Batteries are needed to store clean power from wind and solar, but the high cost of lithium batteries has slowed their widespread adoption. Companies have long sought to produce alternatives made of cheaper materials, like zinc, and Oregon-based ESS Inc. says it has now developed a more affordable and better-performing battery made with iron, Bloomberg reported. 36v Lifepo4 Battery

New Iron-Based Batteries Offer an Alternative to Lithium - Yale E360

CSB Energy Corp., a clean-energy firm, is planning to install these batteries at solar projects across the U.S., where they will store surplus power generated during the day and distribute it at night.
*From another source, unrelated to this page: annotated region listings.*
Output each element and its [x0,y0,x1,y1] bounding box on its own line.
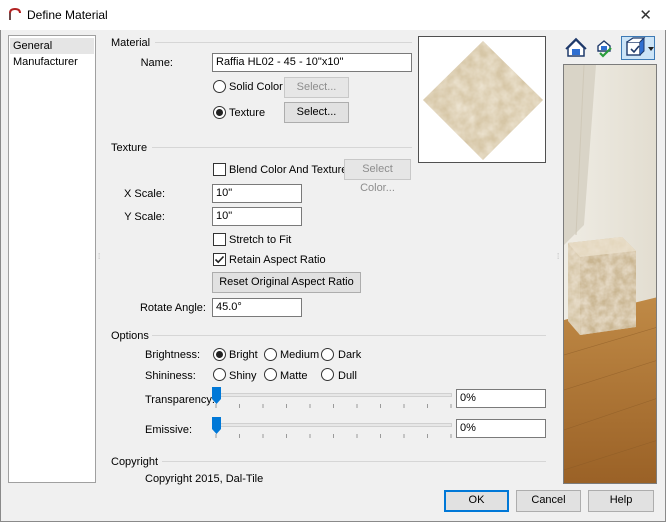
reset-aspect-ratio-button[interactable]: Reset Original Aspect Ratio [212,272,361,293]
solid-color-label: Solid Color [229,81,283,93]
x-scale-label: X Scale: [124,188,165,200]
brightness-bright-label: Bright [229,349,258,361]
material-separator [155,42,412,43]
shininess-shiny-label: Shiny [229,370,257,382]
retain-aspect-label: Retain Aspect Ratio [229,254,326,266]
stretch-to-fit-checkbox[interactable] [213,233,226,246]
shininess-matte-radio[interactable] [264,368,277,381]
blend-color-checkbox[interactable] [213,163,226,176]
brightness-medium-radio[interactable] [264,348,277,361]
transparency-input[interactable]: 0% [456,389,546,408]
category-list: General Manufacturer [8,35,96,483]
solid-color-select-button[interactable]: Select... [284,77,349,98]
material-section-label: Material [111,37,151,49]
title-bar[interactable]: Define Material ✕ [0,0,666,30]
nav-item-manufacturer[interactable]: Manufacturer [10,54,94,70]
cancel-button[interactable]: Cancel [516,490,581,512]
y-scale-label: Y Scale: [124,211,165,223]
name-label: Name: [140,57,173,69]
retain-aspect-checkbox[interactable] [213,253,226,266]
shininess-dull-radio[interactable] [321,368,334,381]
brightness-dark-label: Dark [338,349,362,361]
chief-architect-logo-icon [8,7,22,24]
render-preview [563,64,657,484]
select-color-button[interactable]: Select Color... [344,159,411,194]
material-preview-icon[interactable] [565,37,587,59]
texture-radio[interactable] [213,106,226,119]
rotate-angle-input[interactable]: 45.0° [212,298,302,317]
texture-section-label: Texture [111,142,148,154]
transparency-slider-track[interactable] [214,393,452,397]
options-section-label: Options [111,330,149,342]
shininess-matte-label: Matte [280,370,308,382]
brightness-medium-label: Medium [280,349,320,361]
solid-color-radio[interactable] [213,80,226,93]
texture-label: Texture [229,107,266,119]
emissive-slider-thumb[interactable] [212,417,221,434]
material-name-input[interactable]: Raffia HL02 - 45 - 10"x10" [212,53,412,72]
brightness-label: Brightness: [145,349,201,361]
options-separator [152,335,546,336]
stretch-to-fit-label: Stretch to Fit [229,234,292,246]
shininess-dull-label: Dull [338,370,357,382]
texture-preview [418,36,546,163]
brightness-bright-radio[interactable] [213,348,226,361]
x-scale-input[interactable]: 10" [212,184,302,203]
transparency-ticks [215,404,452,408]
transparency-label: Transparency: [145,394,215,406]
texture-select-button[interactable]: Select... [284,102,349,123]
emissive-ticks [215,434,452,438]
window-title: Define Material [27,8,108,22]
brightness-dark-radio[interactable] [321,348,334,361]
copyright-section-label: Copyright [111,456,159,468]
emissive-slider-track[interactable] [214,423,452,427]
shininess-label: Shininess: [145,370,196,382]
close-icon[interactable]: ✕ [639,6,652,24]
shininess-shiny-radio[interactable] [213,368,226,381]
nav-item-general[interactable]: General [10,38,94,54]
left-splitter-grip[interactable]: ⁞ [98,252,100,261]
copyright-separator [162,461,546,462]
help-button[interactable]: Help [588,490,654,512]
texture-separator [152,147,412,148]
emissive-input[interactable]: 0% [456,419,546,438]
emissive-label: Emissive: [145,424,193,436]
copyright-text: Copyright 2015, Dal-Tile [145,473,264,485]
right-splitter-grip[interactable]: ⁞ [557,252,559,261]
rotate-angle-label: Rotate Angle: [139,302,206,314]
view-options-icon[interactable] [621,36,655,60]
transparency-slider-thumb[interactable] [212,387,221,404]
check-material-icon[interactable] [593,37,615,59]
y-scale-input[interactable]: 10" [212,207,302,226]
blend-color-label: Blend Color And Texture [229,164,348,176]
checkmark-icon [214,255,225,264]
ok-button[interactable]: OK [444,490,509,512]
The company will deploy enough batteries to power 50,000 American homes for a day.

“Unlike lithium-ion batteries, iron flow batteries are really cheap to manufacture,” Rich Hossfeld, CEO of SB Energy, told Bloomberg. “The battery is made of iron salt and water.”

While lithium-ion batteries have gotten dramatically cheaper over the last decade, with prices dropping around 90 percent, their dependence on expensive materials like nickel and cobalt means there is a limit to how far costs can fall. Whereas lithium-ion batteries used for power storage can cost up to $350 per kilowatt-hour, ESS’s iron-based battery could be purchased for as little $200 per kilowatt-hour or less by 2025 and store energy for longer, Bloomberg reported.

Since iron-flow batteries do not work like the lithium-ion batteries used in smartphones or EVs, they have limited applications. Because the electrolytes stored within need to be moved with a physical pump, iron-flow batteries are much larger than lithium-ion batteries — ESS batteries are sold inside shipping containers. But they are still a practical option for grid storage.

New Iron-Based Batteries Offer an Alternative to Lithium - Yale E360

12 Volt Lifepo4 Battery “Long-duration energy storage, like this iron-flow battery, [is] key to adding more renewables to the grid,” Venkat Viswanathan, a battery expert and associate professor of mechanical engineering at Carnegie Mellon University, told Bloomberg.